Using NuGet Packages to Power Up RavenDB Indexes May 13, 2021

Using NuGet Packages to Power Up RavenDB Indexes

by Kamran Ayub May 13, 2021
Using NuGet Packages to Power Up RavenDB Indexes

In RavenDB 5.1, you can now use third-party NuGet packages and load binary data (or “attachments”) within your indexes without any additional code deployment necessary.

In this article, I’ll showcase how to use these two features together to index EXIF metadata on images and run ML.NET sentiment analysis offline on product reviews.

What Makes RavenDB Indexes So Powerful?

In traditional NoSQL or RDMS databases indexing is usually an afterthought until queries slow down. In RavenDB, you cannot query without an index which makes your app fast by default. Traditional indexes are just lookup tables. In MongoDB, the aggregation pipeline can perform Map-Reduce operations but pipelines are executed by the client code at a point in time.

In contrast, RavenDB indexes can perform complex operations that combine the benefits of MongoDB’s aggregation pipeline with the power of RDMS-style queries. Since indexes are built in parallel in the background, queries respond in milliseconds even under high load. This makes RavenDB one of the fastest NoSQL databases on the market.

For a deeper dive, learn what role indexes play in RavenDB compared to MongoDB and PostgreSQL.

Indexing Image EXIF Data Using Attachments

Imagine a photo gallery web app. If you want to show the date a photo was taken, you need to read its EXIF metadata. EXIF data is stored in the image binary and follows a specific structure.

Screenshot of OneDrive displaying image metadata.

In a sophisticated app, the EXIF data can be read when the user uploads the image, asynchronously, and then saved back to the database for lookup later. This is fine but it also requires application code, not to mention services to handle the queuing infrastructure.

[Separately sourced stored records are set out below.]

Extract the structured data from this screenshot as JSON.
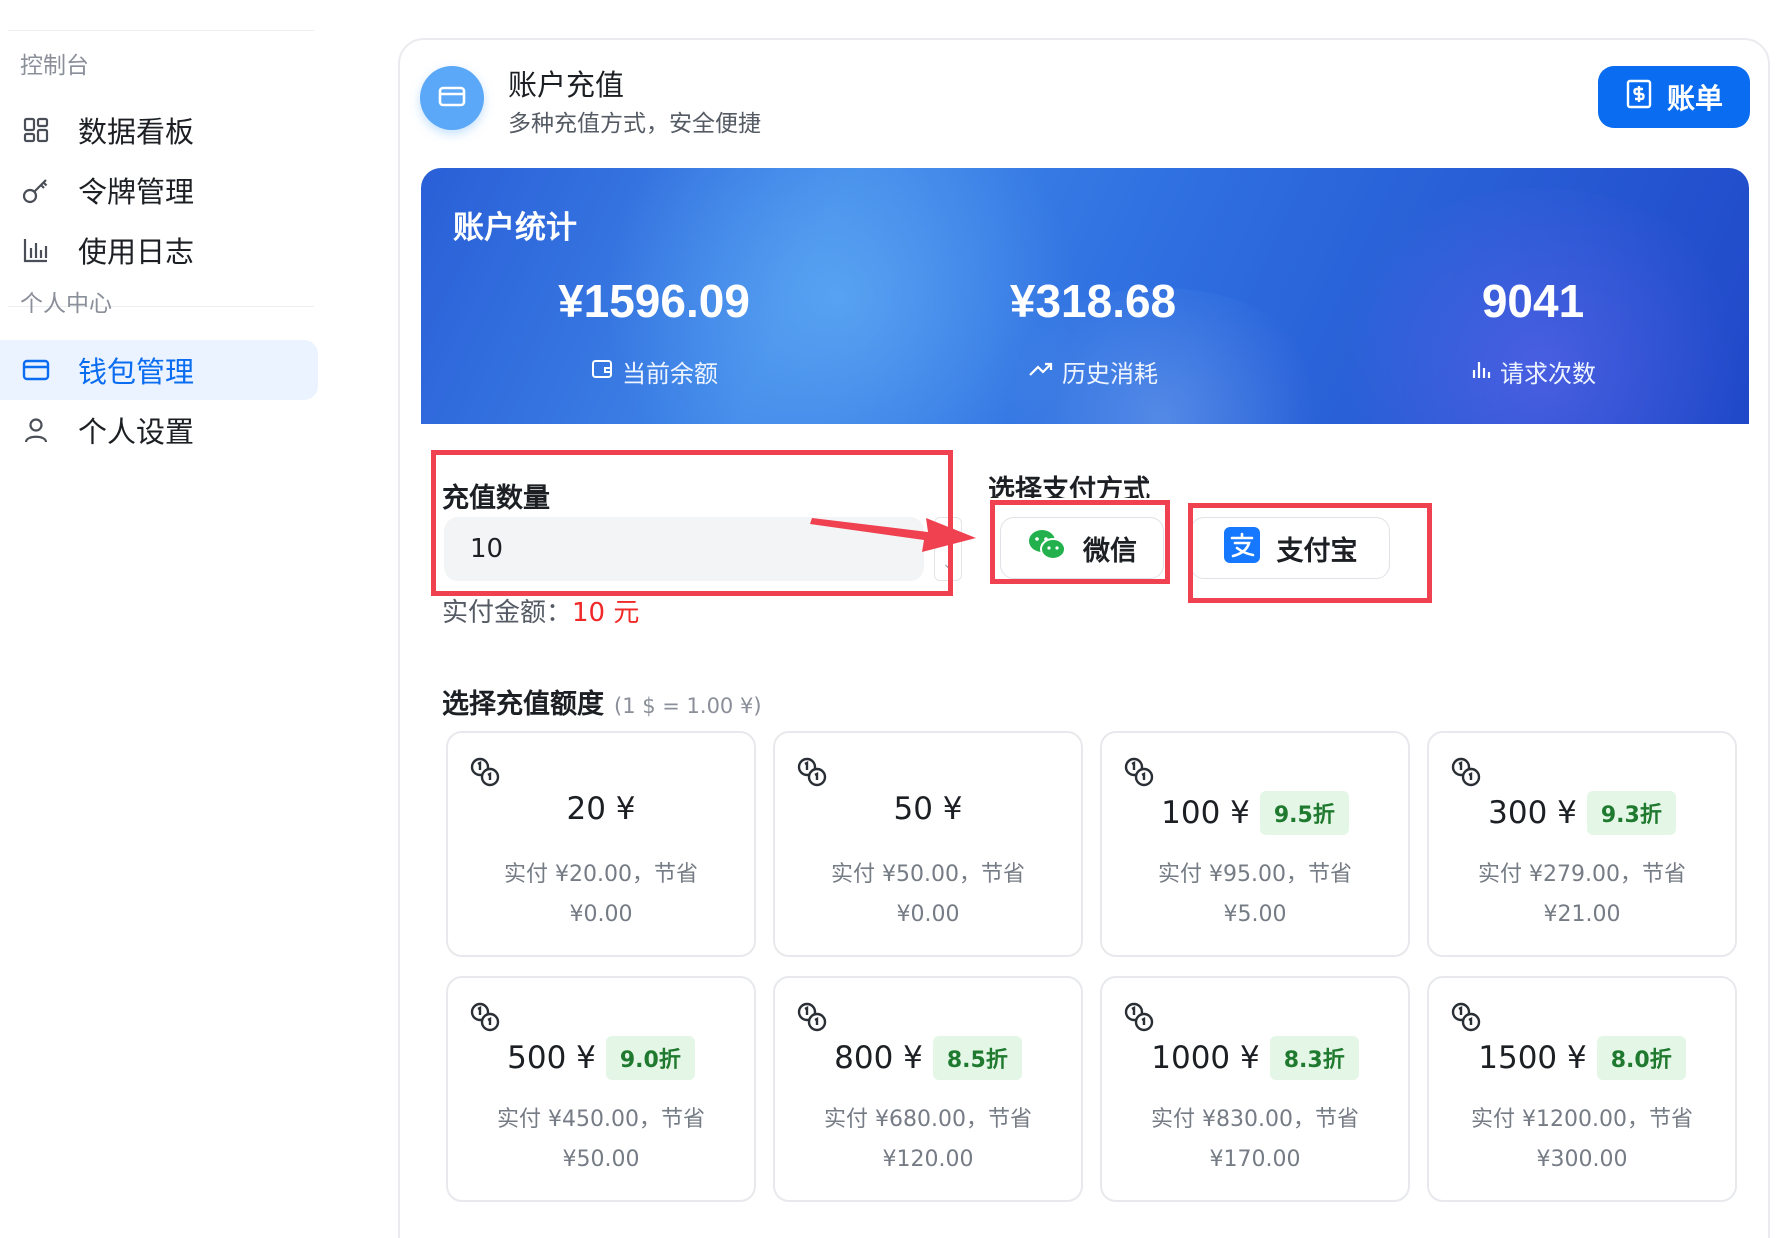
{
  "sidebar": {
    "section1": "控制台",
    "section2": "个人中心",
    "items": [
      {
        "label": "数据看板",
        "icon": "dashboard-icon"
      },
      {
        "label": "令牌管理",
        "icon": "key-icon"
      },
      {
        "label": "使用日志",
        "icon": "bar-chart-icon"
      },
      {
        "label": "钱包管理",
        "icon": "wallet-icon",
        "active": true
      },
      {
        "label": "个人设置",
        "icon": "user-icon"
      }
    ]
  },
  "header": {
    "title": "账户充值",
    "subtitle": "多种充值方式，安全便捷",
    "bill_label": "账单"
  },
  "stats": {
    "title": "账户统计",
    "items": [
      {
        "value": "¥1596.09",
        "label": "当前余额",
        "icon": "wallet-icon"
      },
      {
        "value": "¥318.68",
        "label": "历史消耗",
        "icon": "trend-icon"
      },
      {
        "value": "9041",
        "label": "请求次数",
        "icon": "bar-chart-icon"
      }
    ]
  },
  "form": {
    "amount_label": "充值数量",
    "amount_value": "10",
    "pay_prefix": "实付金额：",
    "pay_value": "10 元",
    "method_label": "选择支付方式",
    "wechat_label": "微信",
    "alipay_label": "支付宝"
  },
  "packages": {
    "title": "选择充值额度",
    "rate": "(1 $ = 1.00 ¥)",
    "items": [
      {
        "amount": "20 ¥",
        "discount": "",
        "line1": "实付 ¥20.00，节省",
        "line2": "¥0.00"
      },
      {
        "amount": "50 ¥",
        "discount": "",
        "line1": "实付 ¥50.00，节省",
        "line2": "¥0.00"
      },
      {
        "amount": "100 ¥",
        "discount": "9.5折",
        "line1": "实付 ¥95.00，节省",
        "line2": "¥5.00"
      },
      {
        "amount": "300 ¥",
        "discount": "9.3折",
        "line1": "实付 ¥279.00，节省",
        "line2": "¥21.00"
      },
      {
        "amount": "500 ¥",
        "discount": "9.0折",
        "line1": "实付 ¥450.00，节省",
        "line2": "¥50.00"
      },
      {
        "amount": "800 ¥",
        "discount": "8.5折",
        "line1": "实付 ¥680.00，节省",
        "line2": "¥120.00"
      },
      {
        "amount": "1000 ¥",
        "discount": "8.3折",
        "line1": "实付 ¥830.00，节省",
        "line2": "¥170.00"
      },
      {
        "amount": "1500 ¥",
        "discount": "8.0折",
        "line1": "实付 ¥1200.00，节省",
        "line2": "¥300.00"
      }
    ]
  },
  "colors": {
    "accent": "#0a6cf0",
    "annotation": "#ef4150",
    "pay_red": "#f02828",
    "discount_bg": "#e4f6e6",
    "discount_text": "#1f7a2f"
  }
}
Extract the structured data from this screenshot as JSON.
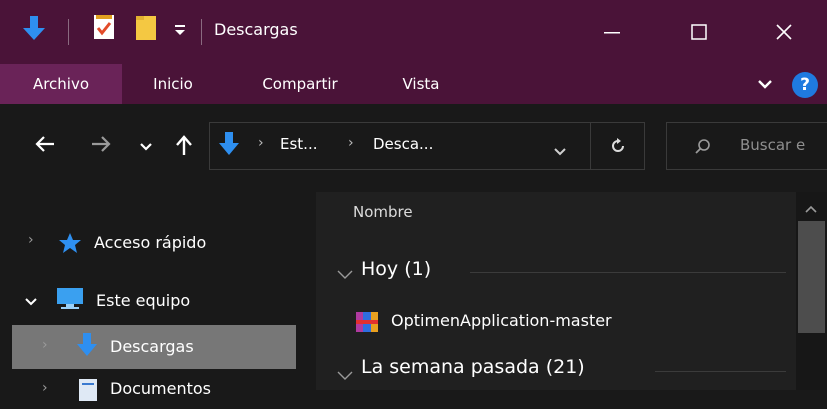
{
  "window": {
    "title": "Descargas",
    "accent": "#4a1338"
  },
  "quick_access": {
    "download_icon": "download-arrow-icon",
    "properties_icon": "properties-check-icon",
    "folder_icon": "new-folder-icon",
    "customize_icon": "customize-dropdown-icon"
  },
  "ribbon": {
    "tabs": [
      "Archivo",
      "Inicio",
      "Compartir",
      "Vista"
    ],
    "help_label": "?"
  },
  "address": {
    "crumbs": [
      "Est...",
      "Desca..."
    ]
  },
  "search": {
    "placeholder": "Buscar e"
  },
  "nav": {
    "items": [
      {
        "label": "Acceso rápido"
      },
      {
        "label": "Este equipo"
      },
      {
        "label": "Descargas"
      },
      {
        "label": "Documentos"
      }
    ]
  },
  "content": {
    "column_header": "Nombre",
    "groups": [
      {
        "label": "Hoy (1)"
      },
      {
        "label": "La semana pasada (21)"
      }
    ],
    "files": [
      {
        "name": "OptimenApplication-master"
      }
    ]
  }
}
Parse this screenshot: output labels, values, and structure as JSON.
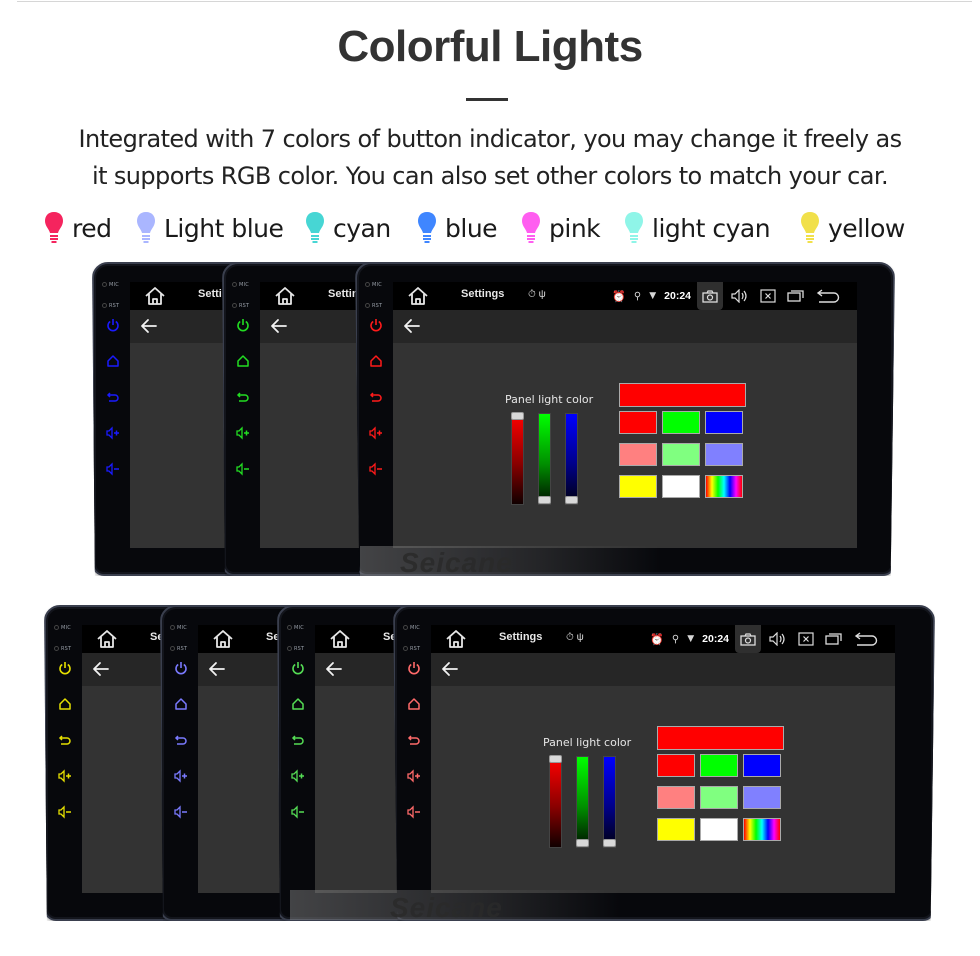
{
  "header": {
    "title": "Colorful Lights",
    "description_line1": "Integrated with 7 colors of button indicator, you may change it freely as",
    "description_line2": "it supports RGB color. You can also set other colors to match your car."
  },
  "legend": [
    {
      "label": "red",
      "color": "#f5245e"
    },
    {
      "label": "Light blue",
      "color": "#aab6ff"
    },
    {
      "label": "cyan",
      "color": "#47d6d4"
    },
    {
      "label": "blue",
      "color": "#3f86ff"
    },
    {
      "label": "pink",
      "color": "#ff5ef0"
    },
    {
      "label": "light cyan",
      "color": "#8ff5e8"
    },
    {
      "label": "yellow",
      "color": "#f1e04a"
    }
  ],
  "device": {
    "side_labels": {
      "mic": "MIC",
      "rst": "RST"
    },
    "side_buttons": [
      "power",
      "home",
      "back",
      "volume-up",
      "volume-down"
    ],
    "side_glyphs": {
      "power": "⏻",
      "home": "⌂",
      "back": "↶",
      "volume-up": "◁+",
      "volume-down": "◁-"
    },
    "screen_title": "Settings",
    "status_icons_left": "⏱ ψ",
    "status_time": "20:24",
    "panel_label": "Panel light color",
    "sliders": [
      {
        "name": "red",
        "level": 1.0
      },
      {
        "name": "green",
        "level": 0.0
      },
      {
        "name": "blue",
        "level": 0.0
      }
    ],
    "preview_color": "#ff0000",
    "swatches": [
      [
        "#ff0000",
        "#00ff00",
        "#0000ff"
      ],
      [
        "#ff8080",
        "#80ff80",
        "#8080ff"
      ],
      [
        "#ffff00",
        "#ffffff",
        "rainbow"
      ]
    ],
    "watermark": "Seicane"
  },
  "top_row_units": [
    {
      "indicator_color": "#1a1aff",
      "label": "blue"
    },
    {
      "indicator_color": "#22dd22",
      "label": "green"
    },
    {
      "indicator_color": "#ff1a1a",
      "label": "red"
    }
  ],
  "bottom_row_units": [
    {
      "indicator_color": "#e6e000",
      "label": "yellow"
    },
    {
      "indicator_color": "#7a7aff",
      "label": "light blue"
    },
    {
      "indicator_color": "#55dd55",
      "label": "light green"
    },
    {
      "indicator_color": "#ff6a6a",
      "label": "light red"
    }
  ]
}
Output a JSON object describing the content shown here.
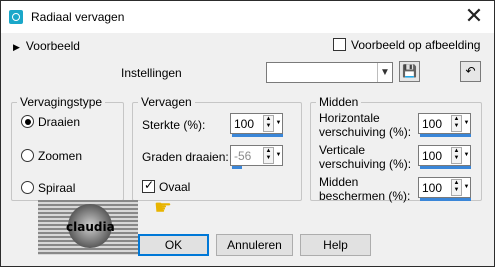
{
  "window": {
    "title": "Radiaal vervagen",
    "close_glyph": "✕"
  },
  "preview": {
    "label": "Voorbeeld",
    "on_image_label": "Voorbeeld op afbeelding",
    "on_image_checked": false
  },
  "settings": {
    "label": "Instellingen",
    "value": ""
  },
  "vervagingstype": {
    "title": "Vervagingstype",
    "options": [
      {
        "label": "Draaien",
        "selected": true
      },
      {
        "label": "Zoomen",
        "selected": false
      },
      {
        "label": "Spiraal",
        "selected": false
      }
    ]
  },
  "vervagen": {
    "title": "Vervagen",
    "sterkte_label": "Sterkte (%):",
    "sterkte_value": "100",
    "graden_label": "Graden draaien:",
    "graden_value": "-56",
    "ovaal_label": "Ovaal",
    "ovaal_checked": true
  },
  "midden": {
    "title": "Midden",
    "horiz_label_1": "Horizontale",
    "horiz_label_2": "verschuiving (%):",
    "horiz_value": "100",
    "vert_label_1": "Verticale",
    "vert_label_2": "verschuiving (%):",
    "vert_value": "100",
    "bescherm_label_1": "Midden",
    "bescherm_label_2": "beschermen (%):",
    "bescherm_value": "100"
  },
  "buttons": {
    "ok": "OK",
    "cancel": "Annuleren",
    "help": "Help"
  },
  "watermark": {
    "text": "claudia"
  },
  "colors": {
    "accent": "#0078d7",
    "slider": "#3a86d8"
  }
}
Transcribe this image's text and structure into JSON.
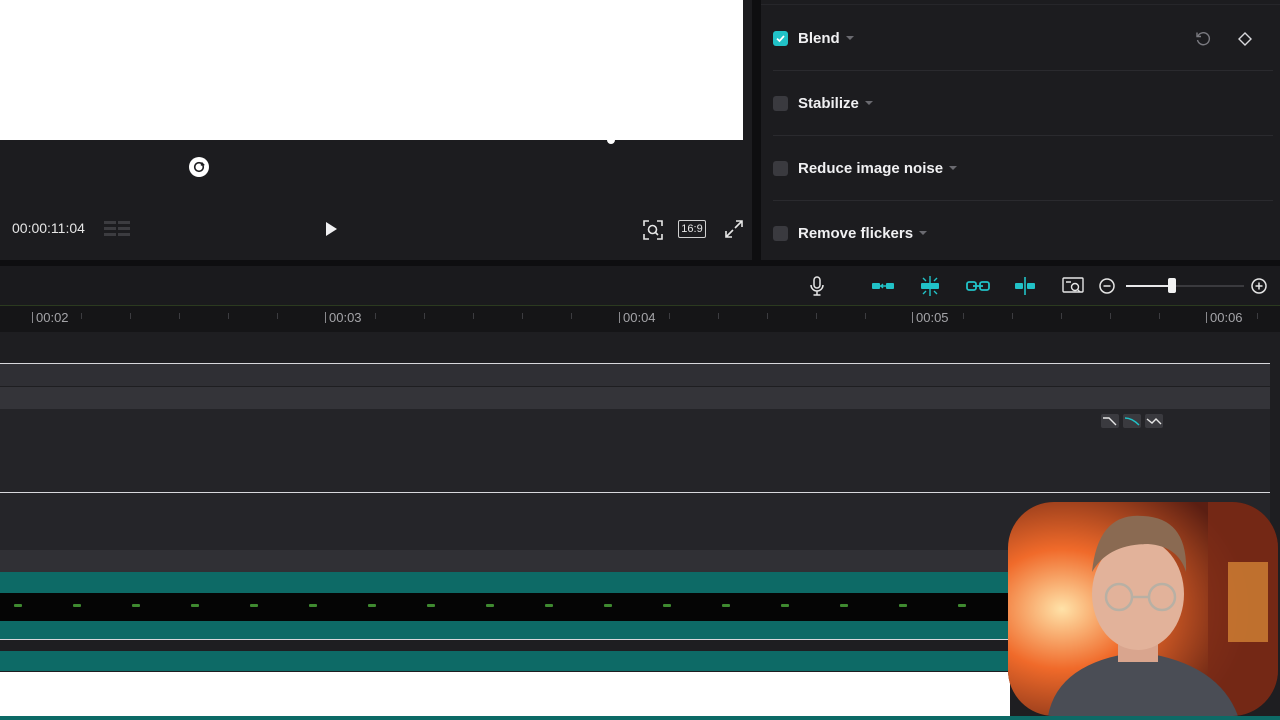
{
  "player": {
    "timecode": "00:00:11:04",
    "aspect_ratio": "16:9"
  },
  "panel": {
    "options": [
      {
        "label": "Blend",
        "checked": true
      },
      {
        "label": "Stabilize",
        "checked": false
      },
      {
        "label": "Reduce image noise",
        "checked": false
      },
      {
        "label": "Remove flickers",
        "checked": false
      }
    ]
  },
  "ruler": {
    "labels": [
      "00:02",
      "00:03",
      "00:04",
      "00:05",
      "00:06"
    ]
  },
  "colors": {
    "accent": "#21c2c7",
    "track_teal": "#0d6a66",
    "panel_bg": "#1c1c1f"
  },
  "toolbar": {
    "icons": [
      "microphone-icon",
      "link-left-icon",
      "snap-icon",
      "link-icon",
      "split-icon",
      "preview-zoom-icon",
      "zoom-out-icon",
      "zoom-in-icon"
    ],
    "zoom_level": 0.39
  }
}
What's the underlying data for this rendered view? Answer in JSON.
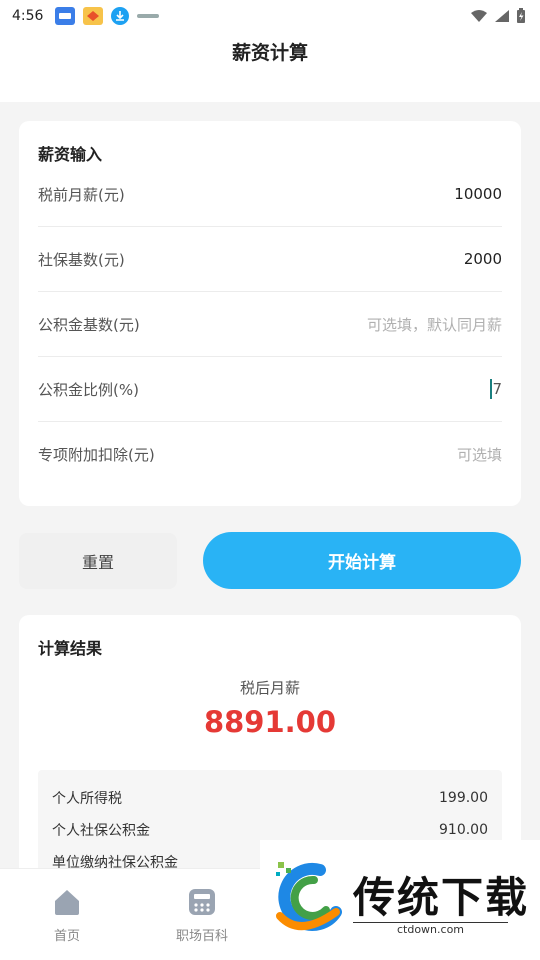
{
  "status_bar": {
    "time": "4:56"
  },
  "header": {
    "title": "薪资计算"
  },
  "input_card": {
    "title": "薪资输入",
    "fields": [
      {
        "label": "税前月薪(元)",
        "value": "10000",
        "placeholder": ""
      },
      {
        "label": "社保基数(元)",
        "value": "2000",
        "placeholder": ""
      },
      {
        "label": "公积金基数(元)",
        "value": "",
        "placeholder": "可选填，默认同月薪"
      },
      {
        "label": "公积金比例(%)",
        "value": "7",
        "placeholder": ""
      },
      {
        "label": "专项附加扣除(元)",
        "value": "",
        "placeholder": "可选填"
      }
    ]
  },
  "actions": {
    "reset_label": "重置",
    "calculate_label": "开始计算"
  },
  "result_card": {
    "title": "计算结果",
    "net_label": "税后月薪",
    "net_value": "8891.00",
    "details": [
      {
        "label": "个人所得税",
        "value": "199.00"
      },
      {
        "label": "个人社保公积金",
        "value": "910.00"
      },
      {
        "label": "单位缴纳社保公积金",
        "value": ""
      }
    ]
  },
  "bottom_nav": {
    "items": [
      {
        "label": "首页",
        "icon": "home-icon"
      },
      {
        "label": "职场百科",
        "icon": "calculator-icon"
      }
    ]
  },
  "watermark": {
    "text": "传统下载",
    "url": "ctdown.com"
  },
  "colors": {
    "accent": "#29b3f5",
    "net_value": "#e53935",
    "background": "#f4f4f4"
  }
}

Why go to all that trouble for simple use cases? We can tackle this without any custom code in RavenDB. Follow along yourself in the Live Test Playground where anyone on the Internet can play with RavenDB and make databases.

To upload a binary file, you can “attach” it to a document just like you would an email. In the Studio interface, I’ll add a photo document with a few fields like the photo title and description:

Once the document has been created, I can attach my photo. When I lived abroad in France, I took a photo of a garden in front of a chateau in Aix-en-Provence:

I’ll attach that image using the sidebar in the Studio:

For storing binary files in MongoDB, you have to decide between using BinData or using GridFS. In RavenDB, you have one choice. There’s no limit to attachment file size and they are stored separately from the document so they do not affect query performance.

Now, I’ll create an index named Photos/WithExifAttributes:

RavenDB indexes are defined C# or JavaScript and can be queried using Raven Query Language (RQL) which supports invoking C# or JavaScript functions respectively. Since I showcase NuGet in these examples, I’m using C# indexes.

This will be a Map index, meaning we load data from a document and “select” fields that we want to query on. These fields are used for filtering in “where” clauses when querying.

Using the new Attachment Indexing helpers to load the list of attachments and retrieve the reference to the photo, I’ll select its file name and size to query on:

  
  from photo in docs.Photos
  let attachment = LoadAttachment(photo, AttachmentsFor(Photo)[0].Name)
  select new {
    photo.Title,
    attachment.Name,
    attachment.Size
  }
  

This is madness! Can we just stop for a moment and acknowledge that it’s so cool we can load the photo while indexing and have full access to it?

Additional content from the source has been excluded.